Format parser bindings¶
wasm_parse_newick(newick_str) -> JsValue¶
Parse a Newick string. Returns object with parentIndex (Int32Array), distanceToParent (Float64Array), leafNames, nodeNames, R.
wasm_parse_fasta(text) -> JsValue¶
Parse FASTA text. Returns object with alignment (Int32Array, flat N*C), leafNames, alphabet, N, C.

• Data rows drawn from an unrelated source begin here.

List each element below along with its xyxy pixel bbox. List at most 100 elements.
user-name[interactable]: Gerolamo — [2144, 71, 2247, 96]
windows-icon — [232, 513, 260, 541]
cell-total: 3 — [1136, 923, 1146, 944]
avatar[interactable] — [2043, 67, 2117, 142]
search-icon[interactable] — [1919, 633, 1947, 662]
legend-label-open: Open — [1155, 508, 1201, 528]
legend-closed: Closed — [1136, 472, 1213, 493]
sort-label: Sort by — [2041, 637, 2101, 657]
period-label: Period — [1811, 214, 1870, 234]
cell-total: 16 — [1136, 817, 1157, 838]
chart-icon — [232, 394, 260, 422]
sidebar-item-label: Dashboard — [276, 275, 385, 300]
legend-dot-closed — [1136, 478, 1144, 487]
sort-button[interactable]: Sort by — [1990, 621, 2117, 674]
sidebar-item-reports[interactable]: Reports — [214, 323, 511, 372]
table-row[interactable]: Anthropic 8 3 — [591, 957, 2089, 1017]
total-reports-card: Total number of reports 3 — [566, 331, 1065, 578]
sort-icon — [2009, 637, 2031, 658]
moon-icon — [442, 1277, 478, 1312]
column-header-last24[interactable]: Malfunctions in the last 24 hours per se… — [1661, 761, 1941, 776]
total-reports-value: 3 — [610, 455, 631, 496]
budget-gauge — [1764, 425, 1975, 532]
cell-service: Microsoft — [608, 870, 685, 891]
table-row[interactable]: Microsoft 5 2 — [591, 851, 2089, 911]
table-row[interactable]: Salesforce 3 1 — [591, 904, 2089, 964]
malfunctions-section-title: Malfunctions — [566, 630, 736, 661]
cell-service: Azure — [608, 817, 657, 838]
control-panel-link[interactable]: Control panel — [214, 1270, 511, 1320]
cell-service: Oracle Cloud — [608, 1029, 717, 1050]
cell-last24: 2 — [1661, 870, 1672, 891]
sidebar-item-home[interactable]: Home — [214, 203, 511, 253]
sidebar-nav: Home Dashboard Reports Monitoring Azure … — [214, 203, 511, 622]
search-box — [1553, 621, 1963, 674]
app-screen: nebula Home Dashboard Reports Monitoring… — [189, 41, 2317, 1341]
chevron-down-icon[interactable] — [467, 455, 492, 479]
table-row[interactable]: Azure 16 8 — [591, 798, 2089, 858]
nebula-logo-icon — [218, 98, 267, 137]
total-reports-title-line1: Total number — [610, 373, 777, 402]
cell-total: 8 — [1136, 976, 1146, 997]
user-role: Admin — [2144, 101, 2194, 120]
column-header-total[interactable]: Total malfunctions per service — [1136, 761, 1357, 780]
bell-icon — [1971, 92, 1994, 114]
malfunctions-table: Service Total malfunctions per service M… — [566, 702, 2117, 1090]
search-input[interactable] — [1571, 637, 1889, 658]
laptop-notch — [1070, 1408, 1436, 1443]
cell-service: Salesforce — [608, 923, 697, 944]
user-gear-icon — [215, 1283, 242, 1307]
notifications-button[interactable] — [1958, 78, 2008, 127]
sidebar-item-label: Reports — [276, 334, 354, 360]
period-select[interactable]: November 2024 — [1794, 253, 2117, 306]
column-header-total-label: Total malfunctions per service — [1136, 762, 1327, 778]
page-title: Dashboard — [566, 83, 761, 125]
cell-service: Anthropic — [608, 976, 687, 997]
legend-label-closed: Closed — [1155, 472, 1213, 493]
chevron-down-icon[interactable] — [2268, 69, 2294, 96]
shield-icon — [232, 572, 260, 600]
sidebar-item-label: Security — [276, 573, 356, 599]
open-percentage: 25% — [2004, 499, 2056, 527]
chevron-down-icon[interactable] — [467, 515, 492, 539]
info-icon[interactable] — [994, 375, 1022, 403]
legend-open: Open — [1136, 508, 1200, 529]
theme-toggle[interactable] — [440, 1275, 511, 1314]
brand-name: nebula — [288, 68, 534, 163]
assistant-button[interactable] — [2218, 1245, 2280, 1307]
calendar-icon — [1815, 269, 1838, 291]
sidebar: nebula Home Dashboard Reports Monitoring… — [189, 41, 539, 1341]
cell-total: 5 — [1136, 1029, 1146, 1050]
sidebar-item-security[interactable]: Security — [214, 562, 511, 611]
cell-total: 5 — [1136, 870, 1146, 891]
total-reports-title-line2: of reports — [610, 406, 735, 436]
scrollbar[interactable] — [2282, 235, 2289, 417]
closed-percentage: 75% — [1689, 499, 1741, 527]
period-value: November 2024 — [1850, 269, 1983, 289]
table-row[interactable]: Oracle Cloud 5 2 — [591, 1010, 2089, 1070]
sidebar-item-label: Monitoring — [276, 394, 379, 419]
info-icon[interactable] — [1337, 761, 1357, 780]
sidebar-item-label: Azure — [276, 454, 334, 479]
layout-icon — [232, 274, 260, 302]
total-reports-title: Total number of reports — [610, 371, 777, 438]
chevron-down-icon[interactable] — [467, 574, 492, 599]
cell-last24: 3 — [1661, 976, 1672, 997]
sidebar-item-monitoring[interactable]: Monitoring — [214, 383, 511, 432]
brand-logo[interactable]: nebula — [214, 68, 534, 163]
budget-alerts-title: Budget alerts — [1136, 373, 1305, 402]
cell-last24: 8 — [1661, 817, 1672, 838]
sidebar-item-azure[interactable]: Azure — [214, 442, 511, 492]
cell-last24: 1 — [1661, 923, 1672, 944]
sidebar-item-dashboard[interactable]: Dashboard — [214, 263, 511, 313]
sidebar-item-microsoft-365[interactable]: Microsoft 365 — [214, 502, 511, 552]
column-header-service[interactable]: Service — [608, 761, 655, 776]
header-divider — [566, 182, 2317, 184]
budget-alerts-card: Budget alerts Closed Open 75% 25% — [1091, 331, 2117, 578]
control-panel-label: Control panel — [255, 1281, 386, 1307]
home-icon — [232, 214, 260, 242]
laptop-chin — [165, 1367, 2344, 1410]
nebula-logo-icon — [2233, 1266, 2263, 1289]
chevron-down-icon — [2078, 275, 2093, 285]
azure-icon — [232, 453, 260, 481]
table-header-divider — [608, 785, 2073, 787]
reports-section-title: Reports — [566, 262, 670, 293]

wasm_parse_strings(sequences) -> JsValue¶
Parse an array of equal-length strings. Returns object with alignment (Int32Array, flat N*C), alphabet, N, C.
Building¶
Native¶
cd subby/wasm
cargo build --release
cargo test
WASM¶
cd subby/wasm
wasm-pack build --target web --features wasm
Produces pkg/phylo_wasm_bg.wasm and pkg/phylo_wasm.js.
JS wrapper: PhyloWASM¶
subby/webgpu/phylo_wasm.js wraps the WASM module with the same async API as PhyloGPU:
import { PhyloWASM } from './phylo_wasm.js';
const engine = await PhyloWASM.create('./phylo_wasm_bg.wasm');
const logLike = await engine.LogLike(alignment, parentIndex, distances,
eigenvalues, eigenvectors, pi);
engine.destroy();
PhyloWASM.create(wasmUrl)¶
Fetch and instantiate the WASM module.
PhyloWASM.fromModule(wasmModule)¶
Wrap a pre-initialized wasm-bindgen module.
The API methods (LogLike, Counts, RootProb, MixturePosterior, computeBranchMask, destroy) are identical to PhyloGPU — see the WebGPU API reference.
Precision¶
All internal computation uses f64. Test tolerance: atol=1e-8 against golden files.